Después de más de diez años sin regresar, el guardia de seguridad no reconoció a Patricia y no les permitió el paso.
Patricia bajó del auto y Leonardo la siguió de cerca, cumpliendo obedientemente su papel de guardaespaldas al sostenerle el paraguas.
Llevaba un elegante vestido negro ceñido a la cintura que resaltaba su figura, un abrigo sobre los hombros y el cabello suelto con ligeras ondas. Con lentes de sol y unos labios de un rojo intenso, emanaba un aura de sofisticación.
A simple vista, era una mujer de la alta sociedad.
El guardia se acercó con una sonrisa, hizo una ligera reverencia y preguntó:
—Buenas tardes, señora. ¿A quién busca?
Los labios rojos se abrieron para pronunciar un nombre:
—Santiago Quiles.
El guardia respondió con respeto:
—Lo siento, señora, pero el señor Santiago no está recibiendo visitas por el momento.

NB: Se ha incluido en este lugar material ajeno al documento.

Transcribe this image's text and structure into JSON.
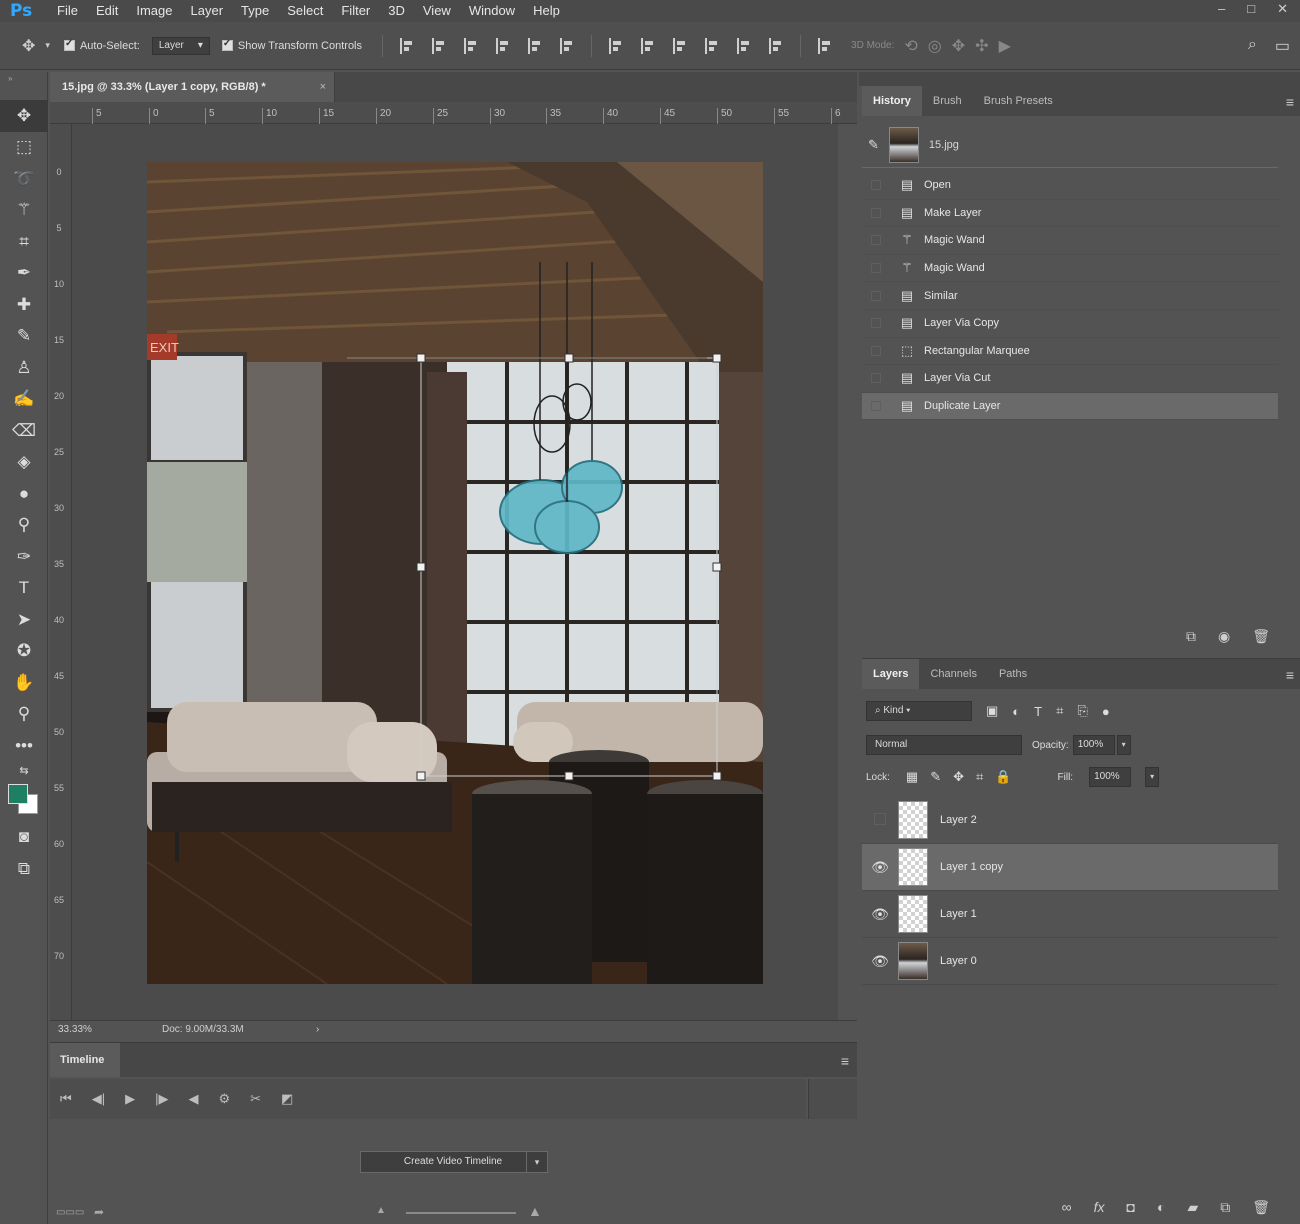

—¿Visitas? —Patricia soltó una risita burlona y se quitó los lentes—. ¿Quién dijo que soy una visita? Ve a avisarle a Lázaro. Dile que Patricia ha vuelto y que salga a recibirme.
—¿Quién? —preguntó el guardia, que no había escuchado bien.
Leonardo intervino con voz gélida:
—Patricia Quiles. La señorita de la casa.
Cuando Lázaro recibió el aviso del guardia, no salió de inmediato. En su lugar, fue a buscar a la señora de la casa: Marisa Peñalosa.
Marisa estaba reunida con un abogado.
—¿Qué sucede, Lázaro? —preguntó ella.
El mayordomo se inclinó con respeto:
—Señora, el guardia dice que la señorita Patricia ha regresado. Está esperando en la entrada y pide que vaya a recibirla.
Un destello de sorpresa cruzó la mirada de Marisa.
—¿Cómo es posible? ¿No estaba en ese hospital psiquiátrico?
—Acabo de llamar a la clínica en Tailandia para confirmarlo —explicó Lázaro—. Me informaron que la señorita fue dada de alta porque ya está curada.